Il a la cinquantaine, est célibataire et n’a pas d’enfants. En 2012, il a attrapé une sorte de leucémie qui a attaqué ses os. Il a dû se faire remplacer une cervicale et ses hanches ont également souffert. Il est maintenant en rémission et récupère petit à petit sa mobilité.

C’était un peu long à notre goût, comme vous aurez pu le comprendre, mais je pense que ça lui a fait du bien de pouvoir parler. Je dois avouer n’avoir compris qu’un tiers de ses propos, car il y avait pas mal de bruit et qu’après une heure je peinais à me concentrer sur ce qu’il disait. Mais bon, il ne pose pas beaucoup de questions, donc il suffisait d’opiner du chef et dire “ja” et “ok” de temps en temps. Avec un sourire bêta, ça fonctionne toujours. Malgré tout, nous avons passé une chouette soirée en sa compagnie et c’est la première fois depuis dix jours que nous avons une vraie discussion avec quelqu’un d’autre que notre chien.
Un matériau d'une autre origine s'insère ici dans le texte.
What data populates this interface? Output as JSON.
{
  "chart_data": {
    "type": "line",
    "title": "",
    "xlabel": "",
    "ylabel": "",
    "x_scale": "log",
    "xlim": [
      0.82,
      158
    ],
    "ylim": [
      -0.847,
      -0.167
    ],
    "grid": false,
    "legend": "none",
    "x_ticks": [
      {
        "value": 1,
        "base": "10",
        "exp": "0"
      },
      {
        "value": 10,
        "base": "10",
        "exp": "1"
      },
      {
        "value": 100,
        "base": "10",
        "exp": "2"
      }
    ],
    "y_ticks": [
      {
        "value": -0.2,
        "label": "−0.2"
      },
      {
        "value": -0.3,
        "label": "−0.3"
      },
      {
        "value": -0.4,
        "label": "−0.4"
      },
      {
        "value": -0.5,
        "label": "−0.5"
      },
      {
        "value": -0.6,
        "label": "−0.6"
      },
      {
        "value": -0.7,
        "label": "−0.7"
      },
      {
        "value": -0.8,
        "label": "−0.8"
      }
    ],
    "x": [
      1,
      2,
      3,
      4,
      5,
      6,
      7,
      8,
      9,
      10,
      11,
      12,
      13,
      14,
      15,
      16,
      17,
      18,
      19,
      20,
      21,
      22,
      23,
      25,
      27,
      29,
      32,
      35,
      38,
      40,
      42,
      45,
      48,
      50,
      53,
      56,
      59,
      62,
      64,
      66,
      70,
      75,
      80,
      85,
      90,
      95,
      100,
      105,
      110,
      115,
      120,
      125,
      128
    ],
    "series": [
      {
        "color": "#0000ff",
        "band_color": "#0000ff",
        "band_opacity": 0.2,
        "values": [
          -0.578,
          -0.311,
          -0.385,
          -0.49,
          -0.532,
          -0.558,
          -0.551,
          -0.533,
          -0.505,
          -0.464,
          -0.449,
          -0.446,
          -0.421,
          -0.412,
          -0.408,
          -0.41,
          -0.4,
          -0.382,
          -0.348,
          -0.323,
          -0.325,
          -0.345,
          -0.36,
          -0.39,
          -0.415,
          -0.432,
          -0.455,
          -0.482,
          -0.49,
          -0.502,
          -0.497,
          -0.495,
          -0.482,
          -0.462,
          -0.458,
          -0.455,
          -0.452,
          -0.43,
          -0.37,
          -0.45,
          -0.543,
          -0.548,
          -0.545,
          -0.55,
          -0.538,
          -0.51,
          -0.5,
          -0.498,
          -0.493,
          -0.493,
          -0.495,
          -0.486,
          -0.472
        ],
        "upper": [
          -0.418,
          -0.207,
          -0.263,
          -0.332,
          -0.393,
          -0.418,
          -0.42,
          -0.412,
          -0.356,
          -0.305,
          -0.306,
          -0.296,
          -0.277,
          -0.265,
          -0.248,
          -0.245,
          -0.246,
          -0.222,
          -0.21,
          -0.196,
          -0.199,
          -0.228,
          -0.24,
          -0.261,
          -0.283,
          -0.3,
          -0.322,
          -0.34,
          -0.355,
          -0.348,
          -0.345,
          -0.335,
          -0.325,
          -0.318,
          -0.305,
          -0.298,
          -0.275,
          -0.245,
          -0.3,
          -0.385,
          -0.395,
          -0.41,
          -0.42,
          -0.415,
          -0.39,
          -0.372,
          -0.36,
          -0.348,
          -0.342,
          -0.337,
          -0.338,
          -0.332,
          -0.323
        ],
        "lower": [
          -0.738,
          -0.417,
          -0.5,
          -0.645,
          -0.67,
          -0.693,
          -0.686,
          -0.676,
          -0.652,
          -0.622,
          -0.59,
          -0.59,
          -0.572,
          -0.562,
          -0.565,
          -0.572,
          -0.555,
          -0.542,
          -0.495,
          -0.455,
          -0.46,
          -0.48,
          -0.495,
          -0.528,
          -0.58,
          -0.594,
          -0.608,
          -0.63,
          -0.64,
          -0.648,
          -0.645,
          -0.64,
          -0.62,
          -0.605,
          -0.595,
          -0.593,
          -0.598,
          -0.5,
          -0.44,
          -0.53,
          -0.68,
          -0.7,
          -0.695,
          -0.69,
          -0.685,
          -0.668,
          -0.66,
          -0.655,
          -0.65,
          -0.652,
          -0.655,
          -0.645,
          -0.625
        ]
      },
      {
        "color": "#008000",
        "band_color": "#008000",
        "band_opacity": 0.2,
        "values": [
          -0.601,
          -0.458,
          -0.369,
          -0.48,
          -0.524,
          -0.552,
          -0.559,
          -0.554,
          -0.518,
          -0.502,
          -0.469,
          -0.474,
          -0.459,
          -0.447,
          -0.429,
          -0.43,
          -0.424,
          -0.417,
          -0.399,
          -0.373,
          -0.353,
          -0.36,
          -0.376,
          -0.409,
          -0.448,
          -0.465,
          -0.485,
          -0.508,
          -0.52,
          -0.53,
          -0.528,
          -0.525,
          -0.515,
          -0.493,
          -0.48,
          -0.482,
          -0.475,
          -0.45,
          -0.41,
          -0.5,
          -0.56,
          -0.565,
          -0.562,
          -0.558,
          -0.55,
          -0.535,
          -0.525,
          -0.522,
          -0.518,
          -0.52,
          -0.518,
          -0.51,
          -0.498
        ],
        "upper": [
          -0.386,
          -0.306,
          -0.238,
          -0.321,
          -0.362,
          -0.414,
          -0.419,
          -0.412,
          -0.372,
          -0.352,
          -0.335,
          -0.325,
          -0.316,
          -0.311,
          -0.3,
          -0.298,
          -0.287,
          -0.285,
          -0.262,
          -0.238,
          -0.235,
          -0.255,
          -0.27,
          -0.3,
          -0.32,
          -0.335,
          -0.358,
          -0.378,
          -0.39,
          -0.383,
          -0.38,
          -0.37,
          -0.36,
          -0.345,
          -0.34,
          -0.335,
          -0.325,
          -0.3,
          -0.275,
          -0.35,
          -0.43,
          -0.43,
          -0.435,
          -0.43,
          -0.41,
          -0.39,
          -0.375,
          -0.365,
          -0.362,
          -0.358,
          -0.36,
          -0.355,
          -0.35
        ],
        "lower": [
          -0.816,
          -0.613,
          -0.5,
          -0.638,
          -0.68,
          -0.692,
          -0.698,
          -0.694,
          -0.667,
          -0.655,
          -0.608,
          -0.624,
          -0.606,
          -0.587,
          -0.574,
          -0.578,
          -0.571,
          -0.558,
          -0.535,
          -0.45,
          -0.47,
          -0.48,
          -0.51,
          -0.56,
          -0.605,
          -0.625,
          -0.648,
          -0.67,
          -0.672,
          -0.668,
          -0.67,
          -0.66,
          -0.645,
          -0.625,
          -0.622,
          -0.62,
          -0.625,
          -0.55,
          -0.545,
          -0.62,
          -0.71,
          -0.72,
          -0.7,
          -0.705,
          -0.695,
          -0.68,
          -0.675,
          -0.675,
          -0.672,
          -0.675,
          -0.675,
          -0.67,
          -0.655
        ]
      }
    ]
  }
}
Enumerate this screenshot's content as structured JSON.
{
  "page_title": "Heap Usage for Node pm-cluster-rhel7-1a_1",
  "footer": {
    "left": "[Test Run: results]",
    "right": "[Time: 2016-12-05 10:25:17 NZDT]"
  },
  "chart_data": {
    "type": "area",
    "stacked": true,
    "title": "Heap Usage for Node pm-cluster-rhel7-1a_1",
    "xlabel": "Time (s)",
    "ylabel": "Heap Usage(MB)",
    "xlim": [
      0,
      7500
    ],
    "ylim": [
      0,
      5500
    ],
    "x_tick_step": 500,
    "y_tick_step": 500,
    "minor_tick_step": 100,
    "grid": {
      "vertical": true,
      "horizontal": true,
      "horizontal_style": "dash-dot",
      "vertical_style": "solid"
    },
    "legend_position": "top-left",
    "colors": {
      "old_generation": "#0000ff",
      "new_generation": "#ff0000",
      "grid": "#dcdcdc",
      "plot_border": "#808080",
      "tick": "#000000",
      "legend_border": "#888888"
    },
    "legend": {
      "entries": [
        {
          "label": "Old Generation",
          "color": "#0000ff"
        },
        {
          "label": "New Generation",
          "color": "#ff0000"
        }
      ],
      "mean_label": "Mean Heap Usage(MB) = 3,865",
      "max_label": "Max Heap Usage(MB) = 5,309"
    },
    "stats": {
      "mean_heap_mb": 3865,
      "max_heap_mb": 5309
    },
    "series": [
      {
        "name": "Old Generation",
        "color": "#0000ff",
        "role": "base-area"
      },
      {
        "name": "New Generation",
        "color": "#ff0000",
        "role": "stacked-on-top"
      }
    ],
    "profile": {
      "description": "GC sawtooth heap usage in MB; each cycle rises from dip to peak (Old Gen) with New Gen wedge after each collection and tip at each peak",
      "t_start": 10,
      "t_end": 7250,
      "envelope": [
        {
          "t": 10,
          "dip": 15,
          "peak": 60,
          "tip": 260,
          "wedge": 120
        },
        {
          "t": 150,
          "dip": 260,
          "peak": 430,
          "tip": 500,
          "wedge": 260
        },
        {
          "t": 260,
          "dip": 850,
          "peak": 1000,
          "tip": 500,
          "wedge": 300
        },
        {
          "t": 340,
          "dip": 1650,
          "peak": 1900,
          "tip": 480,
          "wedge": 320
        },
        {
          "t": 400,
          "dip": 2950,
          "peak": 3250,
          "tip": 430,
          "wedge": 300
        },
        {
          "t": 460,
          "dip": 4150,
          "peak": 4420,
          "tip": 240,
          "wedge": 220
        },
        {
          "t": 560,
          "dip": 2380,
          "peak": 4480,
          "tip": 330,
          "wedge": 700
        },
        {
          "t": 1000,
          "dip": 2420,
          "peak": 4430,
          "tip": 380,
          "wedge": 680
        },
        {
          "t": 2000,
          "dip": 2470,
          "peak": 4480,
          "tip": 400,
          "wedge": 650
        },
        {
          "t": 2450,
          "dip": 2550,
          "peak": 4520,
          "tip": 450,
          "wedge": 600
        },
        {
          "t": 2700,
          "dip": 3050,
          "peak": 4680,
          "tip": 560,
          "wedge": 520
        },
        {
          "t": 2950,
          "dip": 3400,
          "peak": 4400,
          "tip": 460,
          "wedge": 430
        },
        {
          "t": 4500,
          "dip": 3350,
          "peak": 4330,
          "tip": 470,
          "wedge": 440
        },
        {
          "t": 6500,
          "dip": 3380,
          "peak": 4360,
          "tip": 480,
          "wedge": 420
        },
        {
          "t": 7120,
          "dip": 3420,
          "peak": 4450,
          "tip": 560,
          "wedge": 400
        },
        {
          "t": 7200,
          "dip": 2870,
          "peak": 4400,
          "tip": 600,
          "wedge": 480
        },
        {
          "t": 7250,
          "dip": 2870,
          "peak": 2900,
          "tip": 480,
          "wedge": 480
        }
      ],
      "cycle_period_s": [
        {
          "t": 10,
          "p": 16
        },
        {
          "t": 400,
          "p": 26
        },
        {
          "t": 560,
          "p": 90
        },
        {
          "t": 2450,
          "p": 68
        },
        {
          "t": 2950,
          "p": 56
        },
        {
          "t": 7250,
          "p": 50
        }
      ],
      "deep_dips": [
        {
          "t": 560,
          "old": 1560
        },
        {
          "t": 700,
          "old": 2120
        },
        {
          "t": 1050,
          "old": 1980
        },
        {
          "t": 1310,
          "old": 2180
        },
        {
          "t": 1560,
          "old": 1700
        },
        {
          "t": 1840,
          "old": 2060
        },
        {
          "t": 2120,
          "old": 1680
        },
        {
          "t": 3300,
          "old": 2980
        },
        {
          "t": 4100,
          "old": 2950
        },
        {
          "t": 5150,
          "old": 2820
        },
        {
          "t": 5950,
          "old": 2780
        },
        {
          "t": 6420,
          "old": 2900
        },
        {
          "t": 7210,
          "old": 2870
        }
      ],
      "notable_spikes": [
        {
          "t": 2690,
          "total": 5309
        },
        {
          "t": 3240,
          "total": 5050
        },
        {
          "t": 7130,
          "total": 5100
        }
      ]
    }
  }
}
De retour dans notre chambre, nous avons perfectionné la fabuleuse recette imaginée hier. Mesdames et messieurs, je vous présente le poivrthon. C’est un doux mélange entre un poivron farci et un hot-thon (voir quelques étapes plus tôt pour le détail de la recette). Le principe est relativement simple : il faut mettre du thon dans un demi-poivron et l’agrémenter comme bon vous semble. Hier, nous avions ajouté un peu de fromage style Tartare à l’aïl, aujourd’hui c’était du pâté de thon (ouais, c’était thon sur thon comme ça…) et des petits cubes d’Emmental au goût de plastique qui s’est promené deux jours dans mon sac-à-dos au soleil. Un met d’une finesse rare et d’une complexité inouïe, qui peut être amélioré à l’infini. Peut-être sortirons-nous un jour un livre de recettes réalisées à partir de “trucs faciles à transporter, pas trop lourds, pas fragiles, qu’on trouve dans l’épicerie du coin et qui ne nécessitent aucun assaisonnement parce qu’on n’a pas”.